We’ll have to agree to disagree as far as limitations for a flatter hierarchy, I build enterprise SaaS and there aren’t many projects that have a larger scope than I do - unless of course you’re building the UI for GCP or AWS
Fairplay. I think whatever works for you and your team is good. I've worked on an app with a flat structure where we had to delete a huge chunk of it. We mostly left components folder as is because we weren't sure where the components were being used so the codebase has a bunch of components that potentially don't need to exists.
We could have done a project wide search and looked through the imports to see what was being used where but in hindsight, it would have been easier to delete pages if we had more of a complex file structure like the one I proposed above.
If you look at frameworks like Nextjs and Svelte, they are moving to folder based routing instead of file based routing so that the a folder for a specific page can contain the pages, styles, tests and even components that are only used for that page.
I have a similar approach for spring boot or quarkus projects (Java).
When I learnt it at school and through tutorials, I always saw the type driven approach, packages like database, controllers, views. But after experimenting a bit, I found component/functionality driven approach to be much more suitable: the package (folder) should group everything related to a given functionality. It is clearer, cleaner, and easier to understand without looking all over the place.
The only thing here is the need for meaningful and consistent suffixes a cross packages/folders: FooDb, FooDao, FooController / BarDb, etc.
My point is, this may apply to every language, and I completely agree with you!
Too much nested and duplicated responsibility to my like.
I found very intuitive the atomic Design approach to organize general components.
And a flat structure easier explore and maintain, but it's a subjective topic I guess.
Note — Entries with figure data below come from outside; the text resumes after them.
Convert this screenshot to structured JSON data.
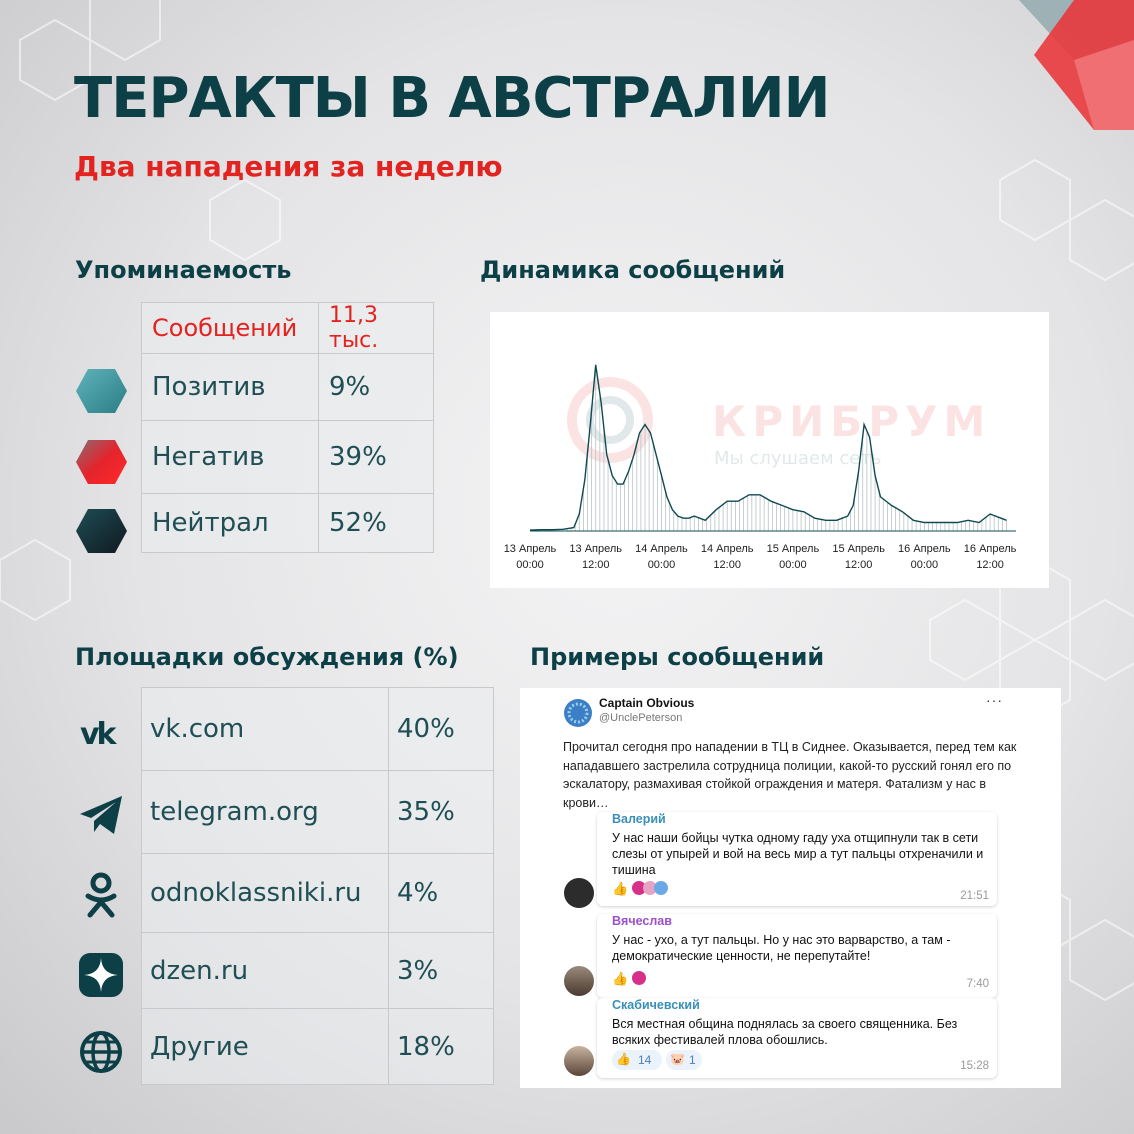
{
  "header": {
    "title": "ТЕРАКТЫ В АВСТРАЛИИ",
    "subtitle": "Два нападения за неделю"
  },
  "sections": {
    "mentions": "Упоминаемость",
    "dynamics": "Динамика сообщений",
    "platforms": "Площадки обсуждения (%)",
    "examples": "Примеры сообщений"
  },
  "mentions_table": {
    "total_label": "Сообщений",
    "total_value": "11,3 тыс.",
    "rows": [
      {
        "label": "Позитив",
        "value": "9%",
        "icon": "positive-hex-icon",
        "color": "#3f979c"
      },
      {
        "label": "Негатив",
        "value": "39%",
        "icon": "negative-hex-icon",
        "color": "#e4242c"
      },
      {
        "label": "Нейтрал",
        "value": "52%",
        "icon": "neutral-hex-icon",
        "color": "#163a40"
      }
    ]
  },
  "chart_data": {
    "type": "area",
    "title": "",
    "xlabel": "",
    "ylabel": "",
    "x_tick_labels": [
      [
        "13 Апрель",
        "00:00"
      ],
      [
        "13 Апрель",
        "12:00"
      ],
      [
        "14 Апрель",
        "00:00"
      ],
      [
        "14 Апрель",
        "12:00"
      ],
      [
        "15 Апрель",
        "00:00"
      ],
      [
        "15 Апрель",
        "12:00"
      ],
      [
        "16 Апрель",
        "00:00"
      ],
      [
        "16 Апрель",
        "12:00"
      ]
    ],
    "x_hours": [
      0,
      2,
      4,
      6,
      8,
      9,
      10,
      11,
      12,
      13,
      14,
      15,
      16,
      17,
      18,
      19,
      20,
      21,
      22,
      23,
      24,
      25,
      26,
      27,
      28,
      29,
      30,
      32,
      34,
      36,
      38,
      40,
      42,
      44,
      46,
      48,
      50,
      52,
      54,
      56,
      57,
      58,
      59,
      60,
      61,
      62,
      63,
      64,
      66,
      68,
      70,
      72,
      74,
      76,
      78,
      80,
      82,
      84,
      86,
      87
    ],
    "values": [
      2,
      3,
      3,
      4,
      8,
      40,
      120,
      250,
      390,
      300,
      180,
      130,
      110,
      110,
      140,
      180,
      230,
      250,
      230,
      180,
      130,
      80,
      50,
      35,
      30,
      30,
      35,
      25,
      50,
      70,
      70,
      85,
      85,
      70,
      60,
      50,
      45,
      30,
      25,
      25,
      30,
      35,
      60,
      140,
      250,
      220,
      130,
      80,
      60,
      45,
      25,
      20,
      20,
      20,
      20,
      25,
      20,
      40,
      30,
      25
    ],
    "ylim": [
      0,
      420
    ],
    "watermark_brand": "КРИБРУМ",
    "watermark_tagline": "Мы слушаем сеть",
    "line_color": "#0f4a52"
  },
  "platforms_table": {
    "rows": [
      {
        "label": "vk.com",
        "value": "40%",
        "icon": "vk-icon"
      },
      {
        "label": "telegram.org",
        "value": "35%",
        "icon": "telegram-icon"
      },
      {
        "label": "odnoklassniki.ru",
        "value": "4%",
        "icon": "odnoklassniki-icon"
      },
      {
        "label": "dzen.ru",
        "value": "3%",
        "icon": "dzen-icon"
      },
      {
        "label": "Другие",
        "value": "18%",
        "icon": "globe-icon"
      }
    ]
  },
  "messages": {
    "post": {
      "name": "Captain Obvious",
      "handle": "@UnclePeterson",
      "text": "Прочитал сегодня про нападении в ТЦ в Сиднее. Оказывается, перед тем как нападавшего застрелила сотрудница полиции, какой-то русский гонял его по эскалатору, размахивая стойкой ограждения и матеря. Фатализм у нас в крови…",
      "menu": "···"
    },
    "replies": [
      {
        "name": "Валерий",
        "name_color": "#3a8fb7",
        "text": "У нас наши бойцы чутка одному гаду уха отщипнули так в сети слезы от упырей и вой на весь мир а тут пальцы отхреначили и тишина",
        "time": "21:51"
      },
      {
        "name": "Вячеслав",
        "name_color": "#9b51c9",
        "text": "У нас - ухо, а тут пальцы. Но у нас это варварство, а там - демократические ценности, не перепутайте!",
        "time": "7:40"
      },
      {
        "name": "Скабичевский",
        "name_color": "#3a8fb7",
        "text": "Вся местная община поднялась за своего священника. Без всяких фестивалей плова обошлись.",
        "time": "15:28"
      }
    ],
    "reactions": {
      "likes": "14",
      "pigs": "1"
    }
  },
  "colors": {
    "accent_red": "#e32320",
    "dark_teal": "#0c3f46"
  }
}
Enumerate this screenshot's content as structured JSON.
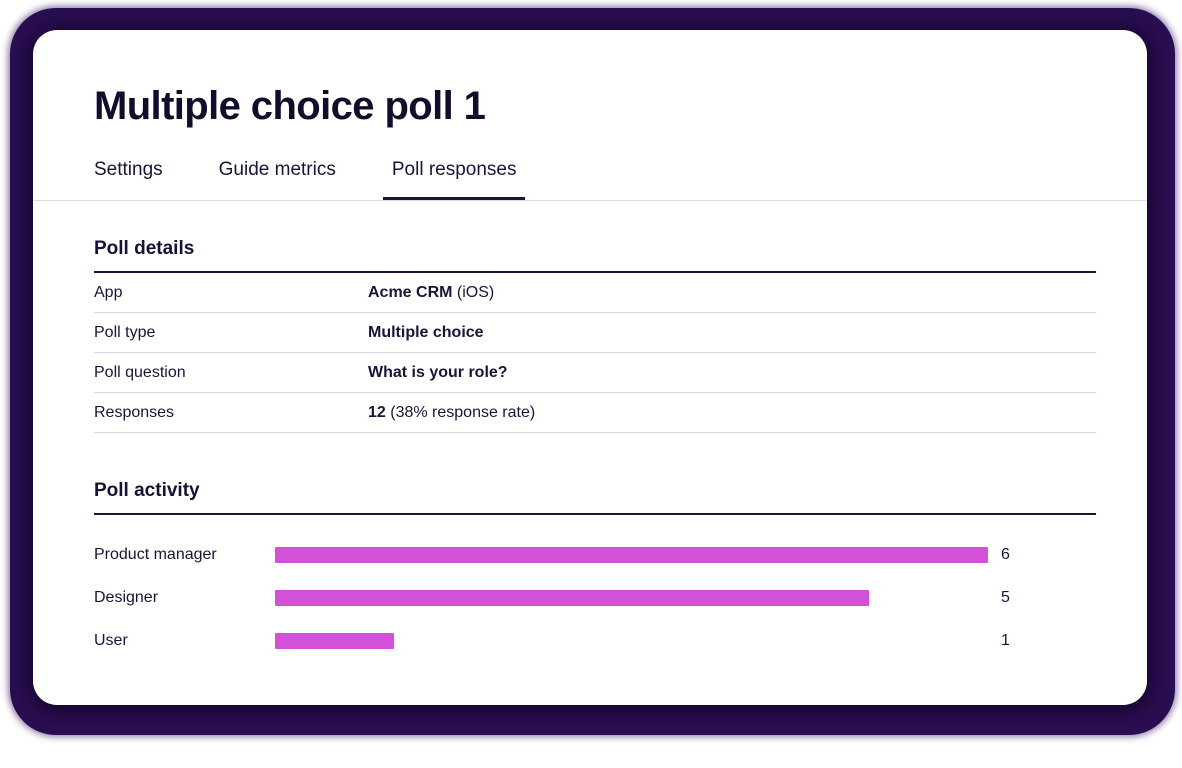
{
  "page_title": "Multiple choice poll 1",
  "tabs": {
    "items": [
      {
        "label": "Settings",
        "active": false
      },
      {
        "label": "Guide metrics",
        "active": false
      },
      {
        "label": "Poll responses",
        "active": true
      }
    ]
  },
  "poll_details": {
    "heading": "Poll details",
    "rows": [
      {
        "label": "App",
        "value_bold": "Acme CRM",
        "value_rest": " (iOS)"
      },
      {
        "label": "Poll type",
        "value_bold": "Multiple choice",
        "value_rest": ""
      },
      {
        "label": "Poll question",
        "value_bold": "What is your role?",
        "value_rest": ""
      },
      {
        "label": "Responses",
        "value_bold": "12",
        "value_rest": " (38% response rate)"
      }
    ]
  },
  "poll_activity": {
    "heading": "Poll activity"
  },
  "chart_data": {
    "type": "bar",
    "orientation": "horizontal",
    "title": "Poll activity",
    "categories": [
      "Product manager",
      "Designer",
      "User"
    ],
    "values": [
      6,
      5,
      1
    ],
    "xlabel": "",
    "ylabel": "",
    "xlim": [
      0,
      6
    ],
    "value_labels": true,
    "grid": false,
    "legend": false,
    "bar_color": "#d351d8"
  },
  "colors": {
    "accent_bar": "#d351d8",
    "text_dark": "#1b1438",
    "frame_purple": "#2a0e52",
    "divider_light": "#d9d6e6"
  }
}
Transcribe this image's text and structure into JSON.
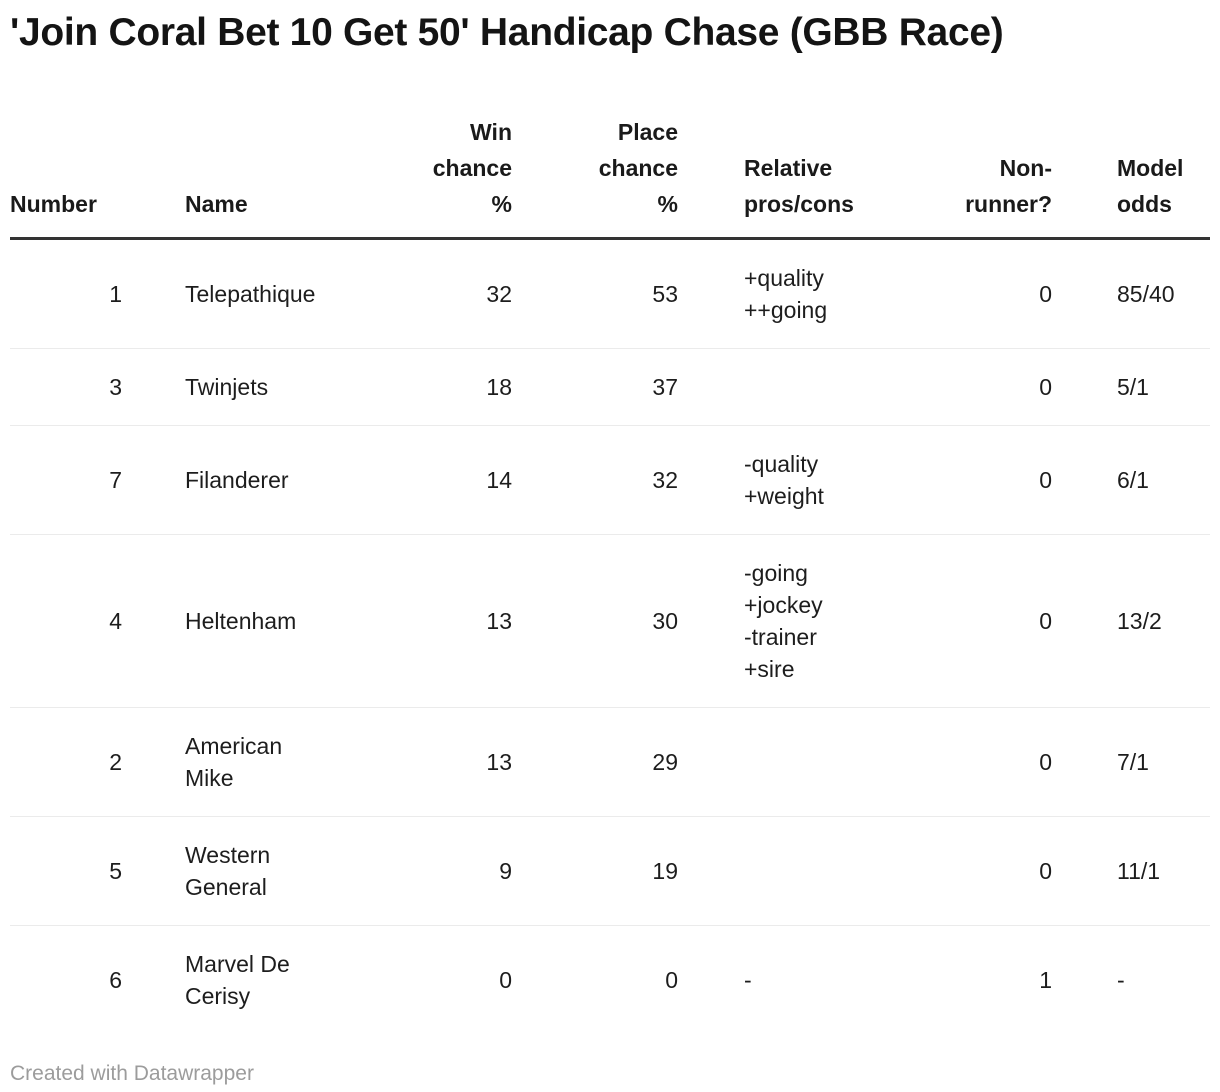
{
  "chart_data": {
    "type": "table",
    "title": "'Join Coral Bet 10 Get 50' Handicap Chase (GBB Race)",
    "columns": [
      "Number",
      "Name",
      "Win chance %",
      "Place chance %",
      "Relative pros/cons",
      "Non-runner?",
      "Model odds"
    ],
    "rows": [
      [
        "1",
        "Telepathique",
        "32",
        "53",
        "+quality\n++going",
        "0",
        "85/40"
      ],
      [
        "3",
        "Twinjets",
        "18",
        "37",
        "",
        "0",
        "5/1"
      ],
      [
        "7",
        "Filanderer",
        "14",
        "32",
        "-quality\n+weight",
        "0",
        "6/1"
      ],
      [
        "4",
        "Heltenham",
        "13",
        "30",
        "-going\n+jockey\n-trainer\n+sire",
        "0",
        "13/2"
      ],
      [
        "2",
        "American Mike",
        "13",
        "29",
        "",
        "0",
        "7/1"
      ],
      [
        "5",
        "Western General",
        "9",
        "19",
        "",
        "0",
        "11/1"
      ],
      [
        "6",
        "Marvel De Cerisy",
        "0",
        "0",
        "-",
        "1",
        "-"
      ]
    ],
    "layout_hints": {
      "column_alignments": [
        "right",
        "left",
        "right",
        "right",
        "left",
        "right",
        "left"
      ],
      "header_rule": "thick-dark",
      "row_separator": "light-gray"
    }
  },
  "footer": {
    "credit": "Created with Datawrapper"
  },
  "colors": {
    "text": "#1d1d1d",
    "title": "#141414",
    "header_rule": "#333333",
    "row_separator": "#ebebeb",
    "credit_text": "#9c9c9c",
    "background": "#ffffff"
  }
}
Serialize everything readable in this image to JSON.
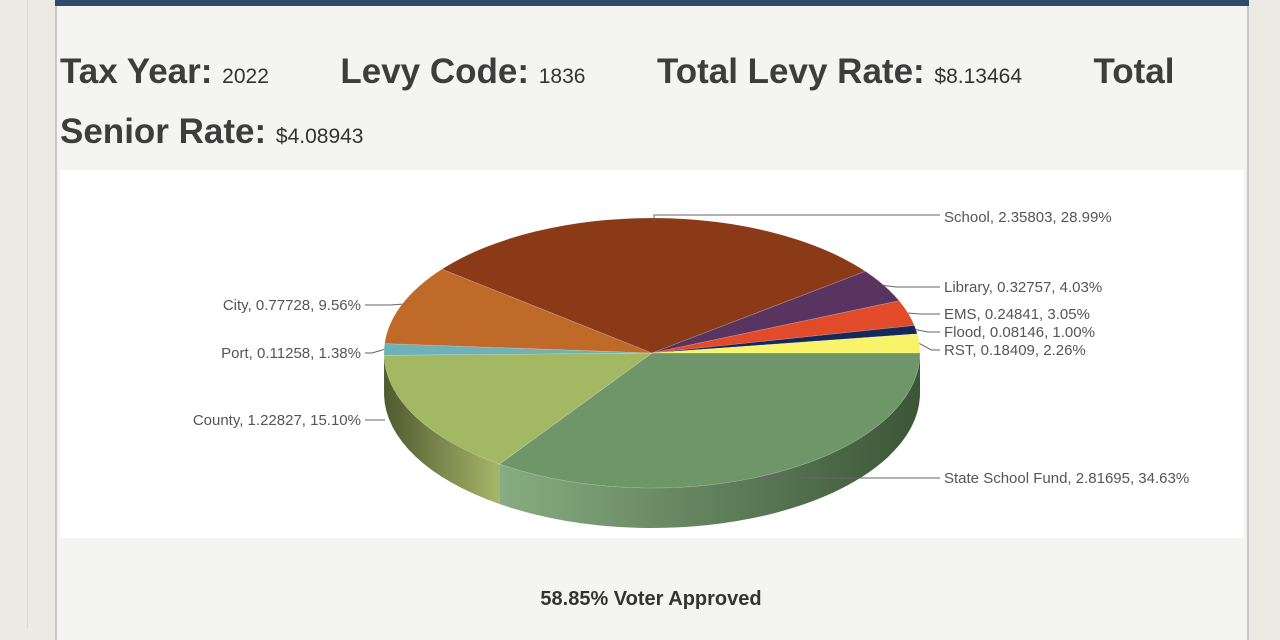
{
  "header": {
    "tax_year_label": "Tax Year:",
    "tax_year": "2022",
    "levy_code_label": "Levy Code:",
    "levy_code": "1836",
    "total_levy_rate_label": "Total Levy Rate:",
    "total_levy_rate": "$8.13464",
    "total_senior_rate_label_1": "Total",
    "total_senior_rate_label_2": "Senior Rate:",
    "total_senior_rate": "$4.08943"
  },
  "footer": {
    "voter_approved": "58.85% Voter Approved"
  },
  "chart_data": {
    "type": "pie",
    "style": "3d",
    "series": [
      {
        "name": "State School Fund",
        "value": 2.81695,
        "percent": 34.63,
        "color": "#6e9669",
        "label": "State School Fund, 2.81695, 34.63%"
      },
      {
        "name": "County",
        "value": 1.22827,
        "percent": 15.1,
        "color": "#a3b862",
        "label": "County, 1.22827, 15.10%"
      },
      {
        "name": "Port",
        "value": 0.11258,
        "percent": 1.38,
        "color": "#6eb1b7",
        "label": "Port, 0.11258, 1.38%"
      },
      {
        "name": "City",
        "value": 0.77728,
        "percent": 9.56,
        "color": "#c06a2a",
        "label": "City, 0.77728, 9.56%"
      },
      {
        "name": "School",
        "value": 2.35803,
        "percent": 28.99,
        "color": "#8a3a17",
        "label": "School, 2.35803, 28.99%"
      },
      {
        "name": "Library",
        "value": 0.32757,
        "percent": 4.03,
        "color": "#5a3461",
        "label": "Library, 0.32757, 4.03%"
      },
      {
        "name": "EMS",
        "value": 0.24841,
        "percent": 3.05,
        "color": "#e24b2a",
        "label": "EMS, 0.24841, 3.05%"
      },
      {
        "name": "Flood",
        "value": 0.08146,
        "percent": 1.0,
        "color": "#15285a",
        "label": "Flood, 0.08146, 1.00%"
      },
      {
        "name": "RST",
        "value": 0.18409,
        "percent": 2.26,
        "color": "#f9f36a",
        "label": "RST, 0.18409, 2.26%"
      }
    ]
  }
}
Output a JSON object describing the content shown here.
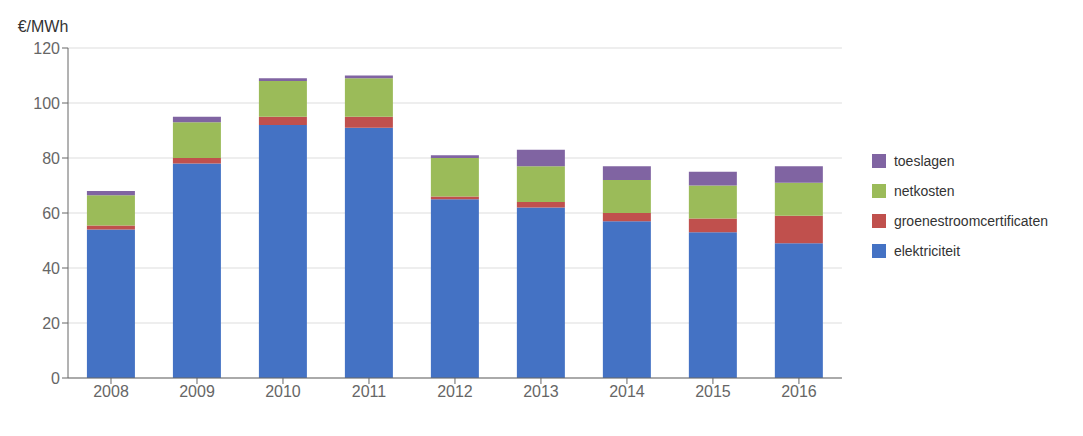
{
  "chart_data": {
    "type": "bar",
    "stacked": true,
    "y_label": "€/MWh",
    "categories": [
      "2008",
      "2009",
      "2010",
      "2011",
      "2012",
      "2013",
      "2014",
      "2015",
      "2016"
    ],
    "series": [
      {
        "name": "elektriciteit",
        "color": "#4472C4",
        "values": [
          54,
          78,
          92,
          91,
          65,
          62,
          57,
          53,
          49
        ]
      },
      {
        "name": "groenestroomcertificaten",
        "color": "#C0504D",
        "values": [
          1.5,
          2,
          3,
          4,
          1,
          2,
          3,
          5,
          10
        ]
      },
      {
        "name": "netkosten",
        "color": "#9BBB59",
        "values": [
          11,
          13,
          13,
          14,
          14,
          13,
          12,
          12,
          12
        ]
      },
      {
        "name": "toeslagen",
        "color": "#8064A2",
        "values": [
          1.5,
          2,
          1,
          1,
          1,
          6,
          5,
          5,
          6
        ]
      }
    ],
    "ylim": [
      0,
      120
    ],
    "yticks": [
      0,
      20,
      40,
      60,
      80,
      100,
      120
    ],
    "grid": true,
    "legend": "right"
  }
}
Yeah it's a good point, everyone is different. In my opinion, the approach I've shared above works best for medium to large project that have upwards of 50 components. If say 10 of those components only belong to the settings page and for some reason you have to delete the settings page, say it's moving into its own repo. It's much easier to do that with the file structure that I've proposed than using a flat structure.